The great complexities of how, what, and when bad nutrition causes chronic disease have discouraged epidemiologists from attempting to construct a “Koch’s postulates” for nutrition. This deficiency may now become less conspicuous because of a change in the method of interpreting statistical probability data that has come into use in recent years.

This new epidemiology absolves epidemiologists from conducting the final epidemiological step of proving that the association is a causal one, which is expensive, time consuming, and requires competence in the appropriate scientific discipline. This new method for reporting statistical associations no longer expresses the findings as probability of the existence of an association but rather as the risk of the potential event happening. This requires elaborate statistical manipulation of probability figures and converting them into statements of risk.

Thus, for example, study of factors associated with breast cancer would show a very high probability of an association of breast cancer with the wearing of skirts. By ignoring the lack of proof of a causal relationship and going straight to the risk evaluation, it can be shown that the risk of developing breast cancer from wearing of skirts is very high. This absurd example shows how easy it is for the new epidemiology to create the impression that a causal relationship exists in the absence of any scientific proof that it does by simply converting probability of association to degree of risk.

The new system of reporting an association as risk is claimed to be justified by the need to make difficult data understandable to the general public. Such a rationalization is only valid for studies in which a causal relationship has already been established. Obviously, if something cannot cause an event, there can be no risk that it could.

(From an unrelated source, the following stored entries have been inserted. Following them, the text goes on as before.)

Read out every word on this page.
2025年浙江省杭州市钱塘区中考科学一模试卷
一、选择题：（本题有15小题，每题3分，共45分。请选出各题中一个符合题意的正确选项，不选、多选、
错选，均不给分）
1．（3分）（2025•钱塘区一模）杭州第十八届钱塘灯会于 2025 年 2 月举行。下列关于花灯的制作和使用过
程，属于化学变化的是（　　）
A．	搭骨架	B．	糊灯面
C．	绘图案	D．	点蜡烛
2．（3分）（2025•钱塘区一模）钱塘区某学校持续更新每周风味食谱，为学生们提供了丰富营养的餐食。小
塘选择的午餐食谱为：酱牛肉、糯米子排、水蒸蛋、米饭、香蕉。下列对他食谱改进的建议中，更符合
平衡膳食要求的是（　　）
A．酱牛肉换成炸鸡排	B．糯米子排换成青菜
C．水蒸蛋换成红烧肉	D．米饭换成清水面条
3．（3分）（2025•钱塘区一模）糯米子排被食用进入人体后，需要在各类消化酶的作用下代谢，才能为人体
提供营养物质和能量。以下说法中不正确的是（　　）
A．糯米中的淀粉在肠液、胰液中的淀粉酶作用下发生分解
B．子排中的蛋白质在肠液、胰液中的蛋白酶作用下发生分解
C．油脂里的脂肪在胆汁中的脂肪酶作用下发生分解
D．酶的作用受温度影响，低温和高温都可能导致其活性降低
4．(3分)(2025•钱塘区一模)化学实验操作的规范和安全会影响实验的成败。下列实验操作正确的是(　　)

The silly example of breast cancer and skirts would fool no one, but the subjects of most nutrition studies published in scientific journals and reported in the public media are relatively involved and do not carry such public familiarity. For example, the health impact of eating red meat is not a subject on the tip of everyone’s tongue. Most people are unaware that there are no scientific data to validate the claim that consumption of red meat causes cardiovascular disease, cancer, or total mortality. Thus, there can be no such risk with eating (and enjoying) red meat. It is only the new epidemiology that says there is a risk.

Despite the deception it creates, the new epidemiology is employed by eminent epidemiologists whose papers are published in outstanding scientific journals. Thus we have influential scientific papers that report possibilities as probabilities:

… 9.3% of deaths in men and 7.6% in women in these cohorts could be prevented at the end of follow-up if all the individuals consumed fewer than 0.5 servings per day (approx. 42 g/d) of red meat. Conclusions: Red meat consumption is associated with an increased risk of total, CVD, and cancer mortality. Substitution of other healthy protein sources for red meat is associated with a lower mortality risk (1).

The careful inclusion of “associated” does not lessen the impact of “risk” in the public mind. The reporting of the risk of mortality and CVD from consuming red meat when there is no scientific proof of a cause/effect relationship is irresponsible and immoral.

References:

  1. Pan A, et al. Red Meat Consumption and Mortality. Archives of Internal Medicine. 2012; 172(7): 555-563.